Walter Vetter is an Honorary Professor at the Queensland Alliance for Environmental Health Sciences. He received a Diploma in Chemistry from the University of Stuttgart, Germany in 1990 and the Doctor grade from the University of Hohenheim, Germany in 1993. A stipend grant from the Royal Norwegian Research Council enabled him to conduct research at the Norwegian Institute of Air Research (1991-1992). From 1993-2002 he was group leader at the Institute of Nutrition at the Friedrich-Schiller-University in Jena (Germany). In 1998 he defended his habilitation (2nd doctoral thesis) in food chemistry. Since 2002 he has held the chair of food chemistry at the University of Hohenheim (Germany). In 2017, he was appointed as the Director of the Institute of Food Chemistry at his university. His research areas are food, environmental and analytical chemistry and topics include research on halogenated natural products and POPs, lipid analysis, countercurrent chromatography, enantiomer separation and stable isotope analysis.
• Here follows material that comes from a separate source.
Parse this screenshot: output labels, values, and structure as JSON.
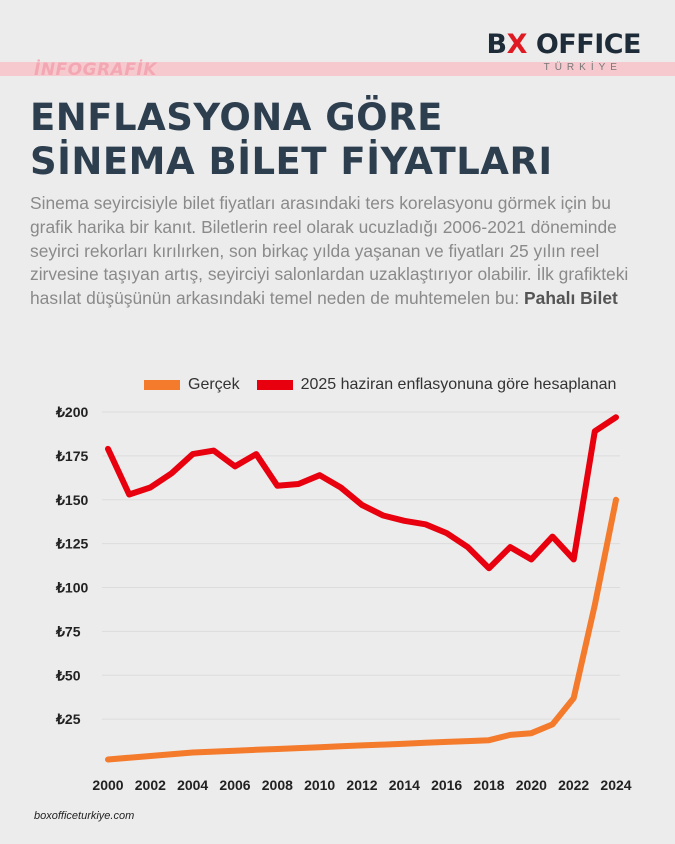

Walter is a founding member and vice-president of the Society of Nutrition and Food Science (snfs.org), and deputy editor-of-chief of NFS Journal. In 2016 he received the Edward Chou Award (Chicago, IL) and in 2018 the Herbert J. Dutton Award (Minneapolis, MN).

Walter Vetter started to collaborate with Caroline Gaus and Jochen Mueller in 2000. Since then they have shared research projects mainly on halogenated natural products. Several researchers from UQ were in Hohenheim and vice versa.